Ответ при всей его резкости понравился Николаю своей определенностью: с дворцовыми ему приходилось трудно, ничего не поймешь, все, как один, в рот смотрят, боятся попасть впросак, блеют то, чего он, по их мнению, ждет.
«Этот хватать умеет, — подумал царь, — вон глаза какие, татарин, ничего в них не видно, а это хорошо, если б такой татарин истово служил, это достойно, когда бывший ворог становится твоим, во всем, до конца, и мое слово делается его законом».
— Фамилии запомнили? — спросил государь, протянув руку за листочком.
— Запомнил.
— Поговорите с кандидатами? — Государь листочек медленно сложил и спрятал в карман.
— Имеет ли смысл моя с ними встреча, ваше величество?
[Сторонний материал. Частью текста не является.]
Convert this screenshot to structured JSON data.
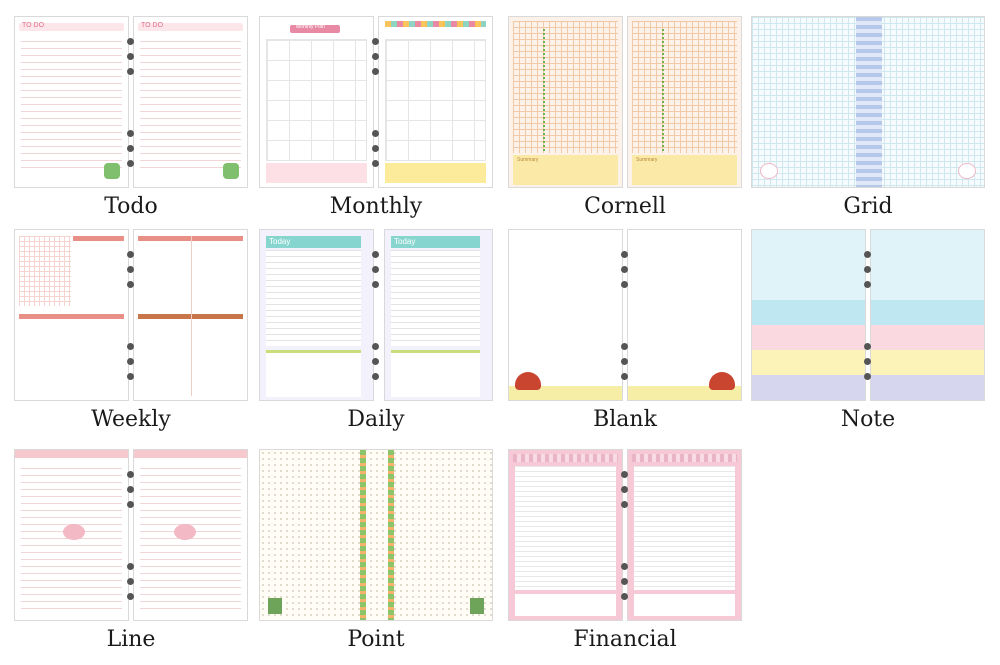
{
  "items": [
    {
      "label": "Todo",
      "header_text": "TO DO"
    },
    {
      "label": "Monthly",
      "header_text": "Monthly Plan"
    },
    {
      "label": "Cornell",
      "header_text": "Summary"
    },
    {
      "label": "Grid"
    },
    {
      "label": "Weekly"
    },
    {
      "label": "Daily",
      "header_text": "Today"
    },
    {
      "label": "Blank"
    },
    {
      "label": "Note"
    },
    {
      "label": "Line"
    },
    {
      "label": "Point"
    },
    {
      "label": "Financial"
    }
  ],
  "colors": {
    "todo": "#f4a3b6",
    "monthly": "#e98aa4",
    "cornell": "#fbe9a8",
    "grid": "#cfe7ef",
    "weekly": "#e88f86",
    "daily": "#86d5cf",
    "blank": "#f6eda7",
    "note": "#bfe7f2",
    "line": "#f6c9cf",
    "point": "#8cc46a",
    "financial": "#f7c8d6"
  }
}
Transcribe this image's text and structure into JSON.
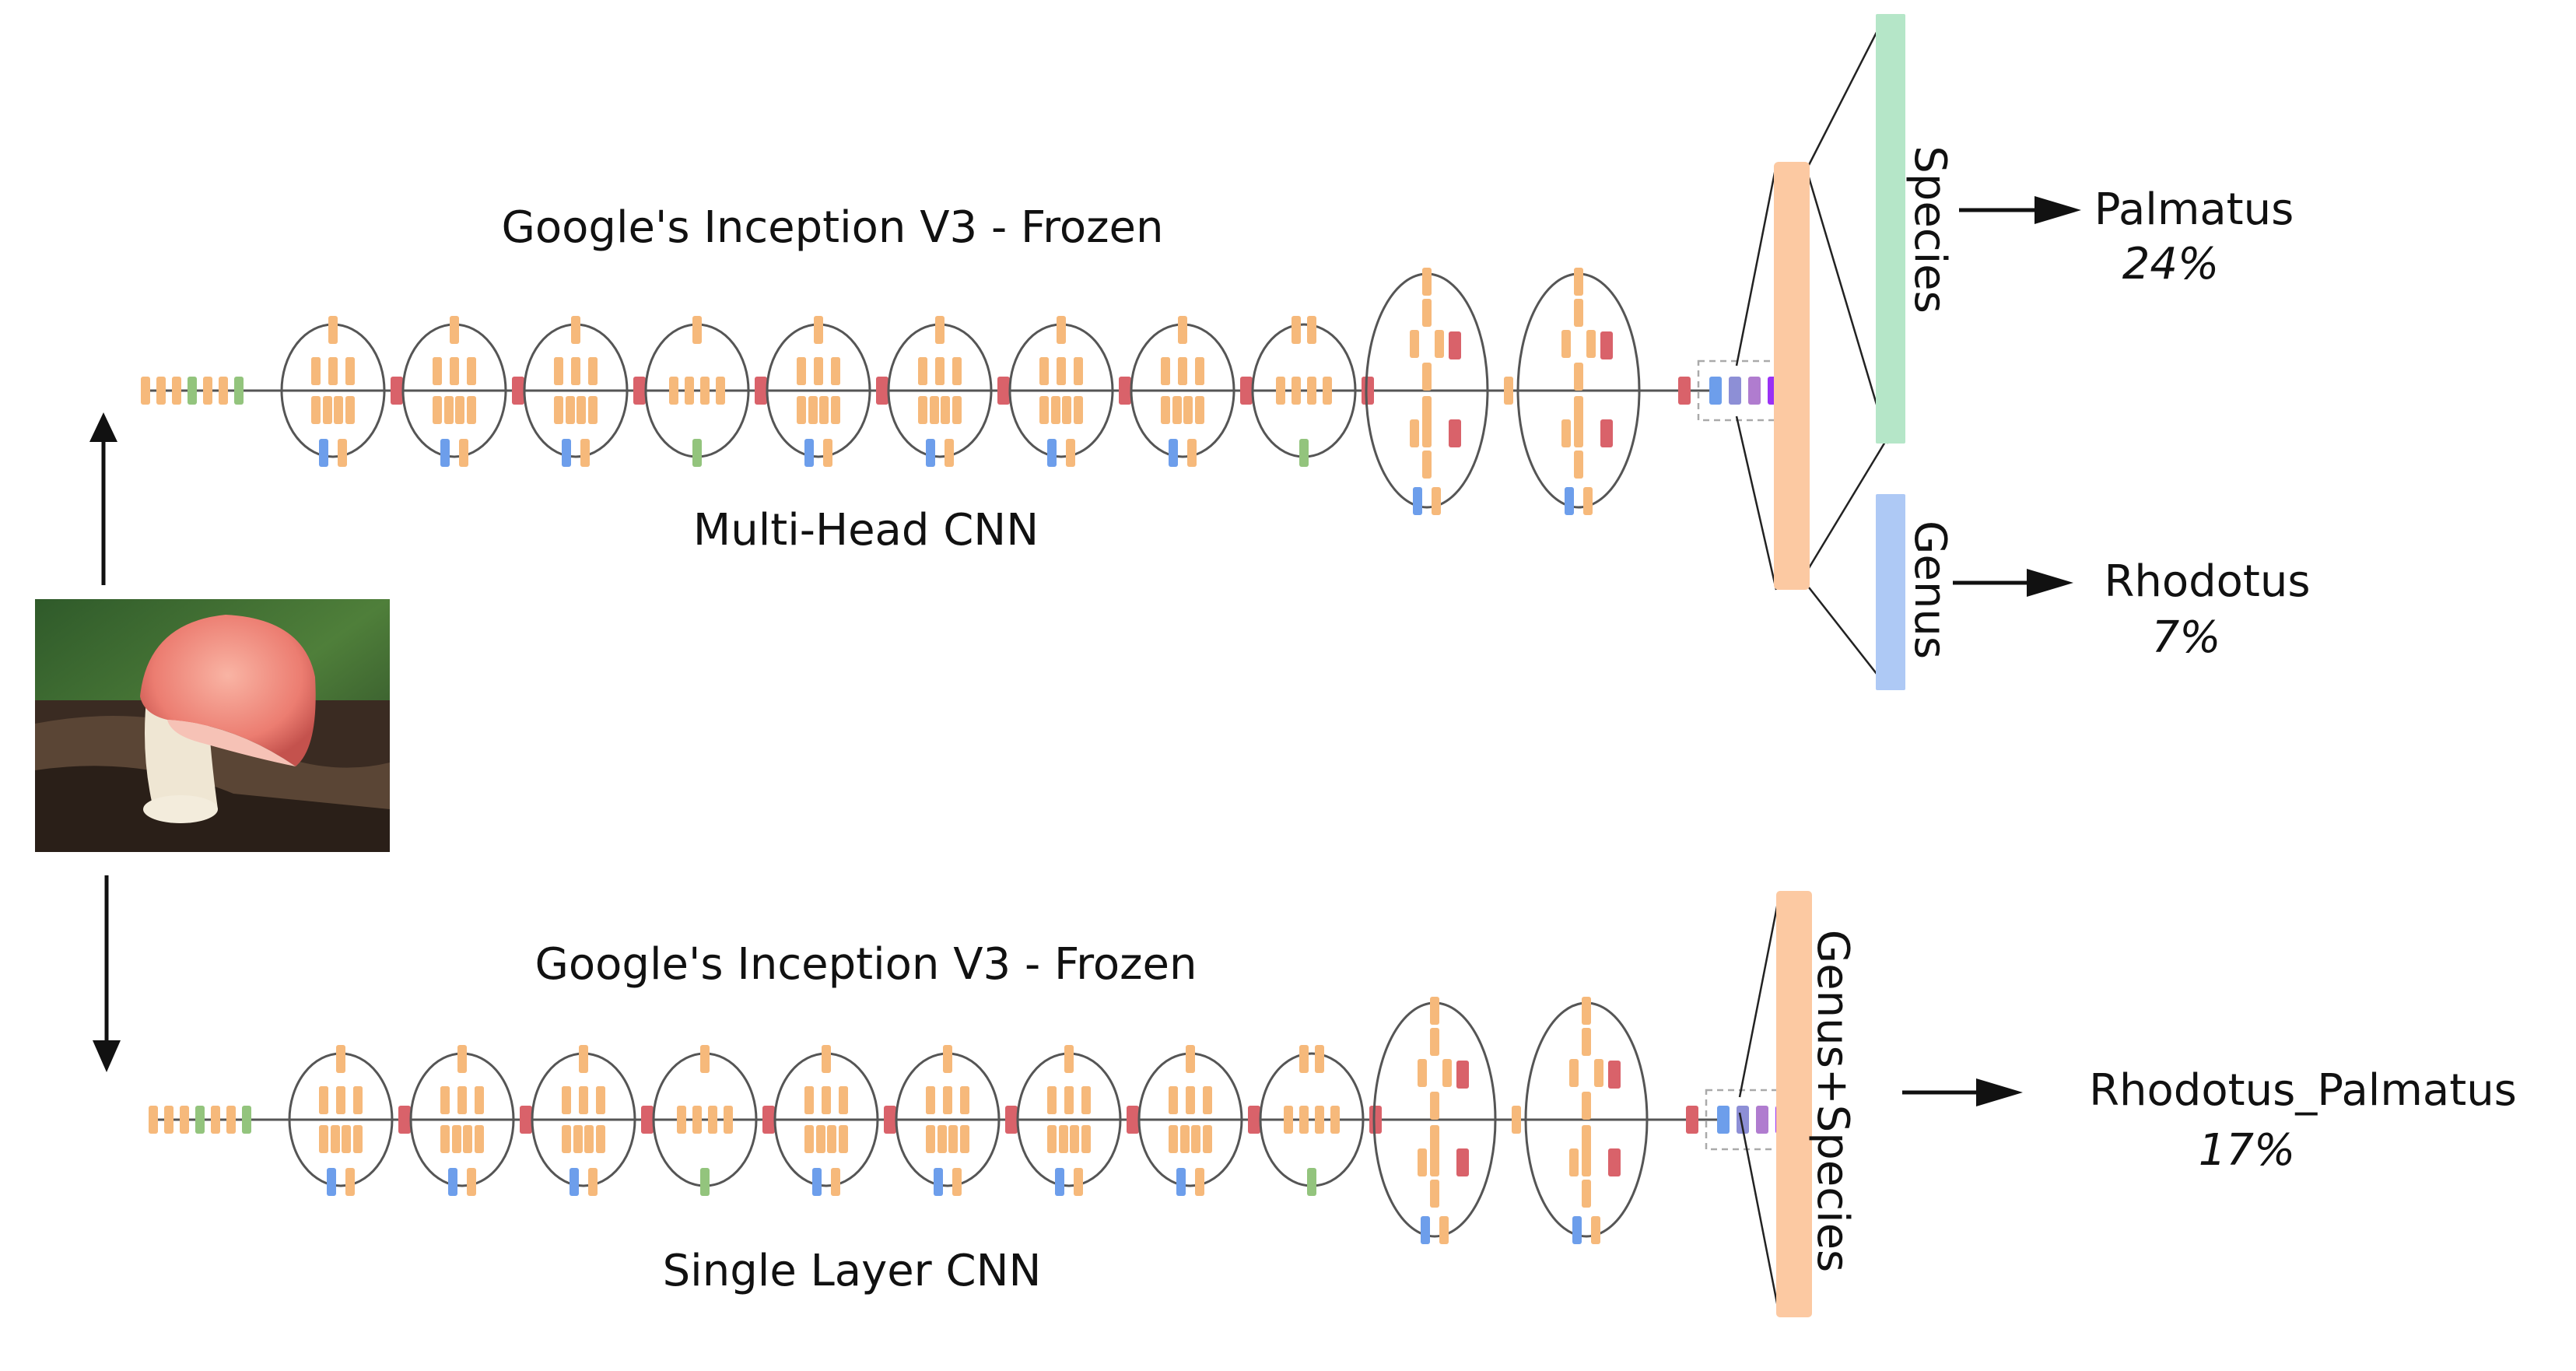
{
  "top": {
    "title": "Google's Inception V3 - Frozen",
    "subtitle": "Multi-Head CNN",
    "heads": [
      {
        "name": "Species",
        "prediction": "Palmatus",
        "confidence": "24%"
      },
      {
        "name": "Genus",
        "prediction": "Rhodotus",
        "confidence": "7%"
      }
    ]
  },
  "bottom": {
    "title": "Google's Inception V3 - Frozen",
    "subtitle": "Single Layer CNN",
    "head": {
      "name": "Genus+Species",
      "prediction": "Rhodotus_Palmatus",
      "confidence": "17%"
    }
  },
  "colors": {
    "conv": "#f6b97b",
    "pool": "#d9626a",
    "concat_green": "#93c47d",
    "concat_blue": "#6d9eeb",
    "dense_peach": "#fcc9a2",
    "species_head": "#b5e6c8",
    "genus_head": "#aec9f5",
    "softmax_purple": "#9a31f5",
    "line": "#555555"
  },
  "icons": {
    "input_image": "mushroom-photo",
    "arrows": "arrow-icon"
  }
}
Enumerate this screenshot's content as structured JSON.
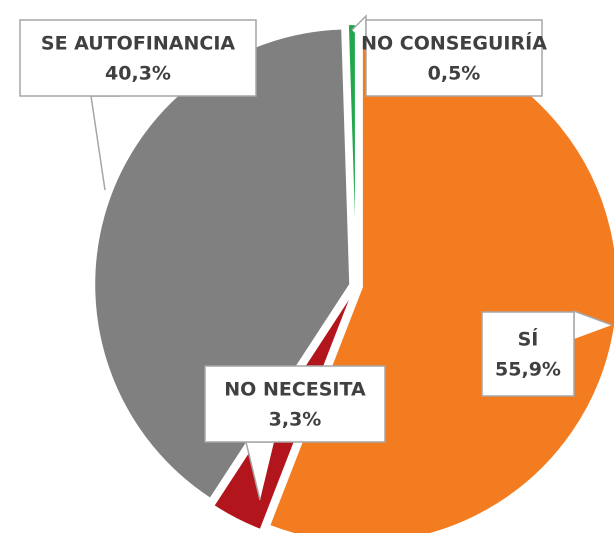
{
  "chart_data": {
    "type": "pie",
    "categories": [
      "SÍ",
      "NO NECESITA",
      "SE AUTOFINANCIA",
      "NO CONSEGUIRÍA"
    ],
    "values": [
      55.9,
      3.3,
      40.3,
      0.5
    ],
    "value_labels": [
      "55,9%",
      "3,3%",
      "40,3%",
      "0,5%"
    ],
    "colors": [
      "#f47c20",
      "#b3151d",
      "#808080",
      "#21a84e"
    ]
  }
}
Поскольку меня в списке кабинета доверия нет, и быть, понятно, не может, каков смысл разговаривать с претендентами?
— А вы смысла особого не ищите, Петр Аркадьевич, вы мою просьбу выполните.
Столыпин впился глазами-бурами в государя, потом лицо его изменила тяжелая, недоверчивая улыбка.
— Я выполню вашу просьбу с самою глубокой благодарностью за оказанную мне честь.
Милюкова он принял не один, а вместе с Извольским, бывшим послом в Токио, «конкурентом» Павла Николаевича по возможному «министерству доверия».
— Выполняя волю государя, я пригласил вас, Павел Николаевич, для переговоров по поводу формирования кабинета доверия.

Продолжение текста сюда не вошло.